If $O$ and $O'$ are two sets of operations:

$$
\begin{aligned}
O \subseteq O' & \Rightarrow & v (O) \leqslant v (O')
\end{aligned}
$$

**Proof:** 

$$
\begin{aligned}
v (O') &= \sum_{o \in O'} C (o, O')\\
  & \geqslant \sum_{o \in O} C (o, O') \qquad \text{(because $O \subseteq
  O'$)}\\
  & \geqslant \sum_{o \in O} C (o, O) \qquad \text{(because $\forall o \in
  O, C (o, O) \leqslant C (o, O')$)}\\
  & \geqslant v (O)
\end{aligned}
$$

**Theorem:**

If $O$ and $O'$ are two sets of operations, such that $O \subset O'$,

and if there are two different mails $h$ and $h'$ $(h \neq h')$ such that $I
  (O) [h] = I (O') [h']$

  then:
  $$v (O) < v (O')$$

**Proof:**

We already know that $v (O) \leqslant v (O')$ because of the previous theorem.
We will now look at the sum:
$$
v (O') = \sum_{o \in O'} C (o, O')
$$
and show that there is at least one term in this sum that is strictly larger
than the corresponding term in the other sum:
$$
v (O) = \sum_{o \in O} C (o, O)
$$
Let $o$ be the last MAIL\_ADD$(h, \_)$ operation in $O$, i.e. the operation
that gives its definitive UID to mail $h$ in $O$, and similarly $o'$ be the
last MAIL\_ADD($h', \_$) operation in $O'$.

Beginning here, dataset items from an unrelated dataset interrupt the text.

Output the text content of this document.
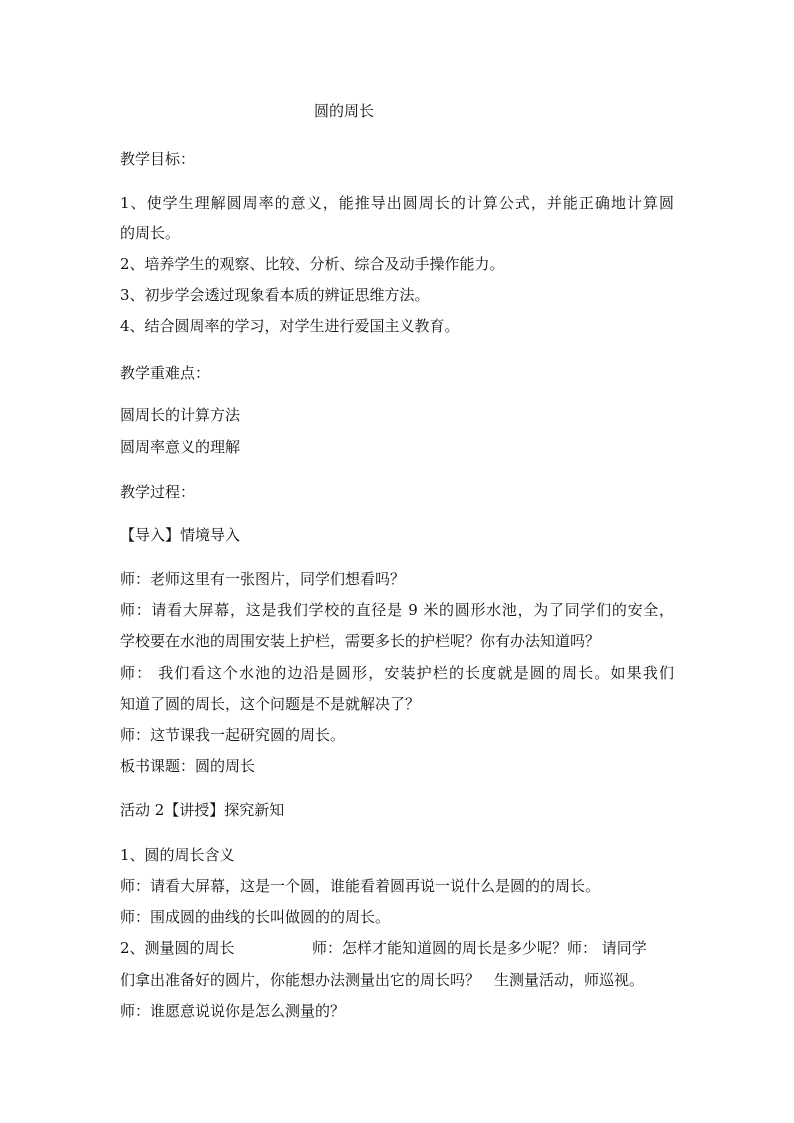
圆的周长
教学目标：
1、使学生理解圆周率的意义，能推导出圆周长的计算公式，并能正确地计算圆
的周长。
2、培养学生的观察、比较、分析、综合及动手操作能力。
3、初步学会透过现象看本质的辨证思维方法。
4、结合圆周率的学习，对学生进行爱国主义教育。
教学重难点：
圆周长的计算方法
圆周率意义的理解
教学过程：
【导入】情境导入
师：老师这里有一张图片，同学们想看吗？
师：请看大屏幕，这是我们学校的直径是 9 米的圆形水池，为了同学们的安全，
学校要在水池的周围安装上护栏，需要多长的护栏呢？你有办法知道吗？
师： 我们看这个水池的边沿是圆形，安装护栏的长度就是圆的周长。如果我们
知道了圆的周长，这个问题是不是就解决了？
师：这节课我一起研究圆的周长。
板书课题：圆的周长
活动 2【讲授】探究新知
1、圆的周长含义
师：请看大屏幕，这是一个圆，谁能看着圆再说一说什么是圆的的周长。
师：围成圆的曲线的长叫做圆的的周长。
2、测量圆的周长	师：怎样才能知道圆的周长是多少呢？师： 请同学
们拿出准备好的圆片，你能想办法测量出它的周长吗？ 生测量活动，师巡视。
师：谁愿意说说你是怎么测量的？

Let us write $I = I (O) [h] = I (O') [h']$

$o$ is the operation at position $I$ in $O$, and $o'$ is the operation at
position $I$ in $O'$. But $o \neq o'$, so if $o$ is not the operation at
position $I$ in $O'$ then it has to be at a later position $I' > I$ in $O'$,
because no operations are removed between $O$ and $O'$, the only possibility
is that some other operations (including $o'$) are added before $o$. Therefore
we have that $C (o, O') > C (o, O)$, i.e. at least one term in the sum above
is strictly larger in the first sum than in the second one. Since all other
terms are greater or equal, we have $v (O') > v (O)$.